When I execute this SQL (where c.client_id = 1), everything seems fine:
explain
select *
from client c
join file f using (client_id)
where c.client_id = 1;
Partition pruning is used, only the partition file_p1 is scanned:
Nested Loop (cost=0.00..3685.05 rows=100001 width=82)
-> Seq Scan on client c (cost=0.00..1.02 rows=1 width=29)
Filter: (client_id = 1)
-> Append (cost=0.00..2684.02 rows=100001 width=57)
-> Seq Scan on file_p1 f (cost=0.00..2184.01 rows=100001 width=57)
Filter: (client_id = 1)
But when I use a where clause like "where c.client_name = 'test'", the database scans in all partitions and does not recognize, that client_name "test" is equal to client_id 1:
explain
select *
from client c
join file f using (client_id)
where c.client_name = 'test';
Execution plan:
Hash Join (cost=1.04..6507.57 rows=100001 width=82)
Hash Cond: (f.client_id = c.client_id)
-> Append (cost=0.00..4869.02 rows=200002 width=57)
-> Seq Scan on file_p1 f (cost=0.00..1934.01 rows=100001 width=57)
-> Seq Scan on file_p4 f_1 (cost=0.00..1934.00 rows=100000 width=57)
-> Seq Scan on file_pdefault f_2 (cost=0.00..1.00 rows=1 width=556)
-> Hash (cost=1.02..1.02 rows=1 width=29)
-> Seq Scan on client c (cost=0.00..1.02 rows=1 width=29)
Filter: ((name)::text = 'test'::text)
So for this SQL, alle partitions in the file-table are scanned.
So should every select use the column on which the tables are partitioned by? Is the database not able to deviate the partition pruning criteria?
Edit: To add some information:
In the past, I have been working with Oracle databases most of the time.
The execution plan there would be something like
- Do a full table scan on client table with the client name to find out the client_id.

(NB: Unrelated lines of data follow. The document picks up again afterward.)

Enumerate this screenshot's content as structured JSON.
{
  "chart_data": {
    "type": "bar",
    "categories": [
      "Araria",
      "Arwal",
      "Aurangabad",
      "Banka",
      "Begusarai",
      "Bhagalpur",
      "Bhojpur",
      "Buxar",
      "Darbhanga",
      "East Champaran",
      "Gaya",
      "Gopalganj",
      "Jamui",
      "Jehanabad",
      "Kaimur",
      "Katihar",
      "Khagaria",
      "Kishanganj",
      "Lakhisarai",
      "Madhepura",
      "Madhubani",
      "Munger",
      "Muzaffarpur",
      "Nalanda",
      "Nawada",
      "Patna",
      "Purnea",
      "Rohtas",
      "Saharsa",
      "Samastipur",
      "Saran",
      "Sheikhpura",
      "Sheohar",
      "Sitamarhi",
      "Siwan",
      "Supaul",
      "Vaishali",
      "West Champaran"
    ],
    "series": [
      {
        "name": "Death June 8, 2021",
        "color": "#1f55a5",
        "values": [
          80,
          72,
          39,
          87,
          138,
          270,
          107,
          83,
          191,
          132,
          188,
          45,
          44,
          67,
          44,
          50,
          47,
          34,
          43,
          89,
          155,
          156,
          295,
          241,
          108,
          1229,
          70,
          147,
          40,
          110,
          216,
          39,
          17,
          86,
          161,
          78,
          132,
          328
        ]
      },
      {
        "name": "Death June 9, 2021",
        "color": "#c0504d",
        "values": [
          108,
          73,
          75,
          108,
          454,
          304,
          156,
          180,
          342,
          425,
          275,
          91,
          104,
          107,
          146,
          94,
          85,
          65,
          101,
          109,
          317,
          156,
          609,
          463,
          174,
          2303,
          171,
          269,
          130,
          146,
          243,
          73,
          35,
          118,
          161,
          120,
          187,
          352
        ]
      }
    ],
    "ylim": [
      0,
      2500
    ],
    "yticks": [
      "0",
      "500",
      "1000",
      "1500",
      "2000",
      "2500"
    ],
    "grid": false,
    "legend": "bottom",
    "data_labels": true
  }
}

- Do a "PARTITION LIST" access to the file table, where SQL Developer states PARTITION_START = KEY and PARTITION_STOP = KEY to indicate the exact partition is not known when calculating the execution plan, but the access will be done to only a list of paritions, which are calculated on the client_id found in the client table.
This is what I would have expected in Postgresql as well.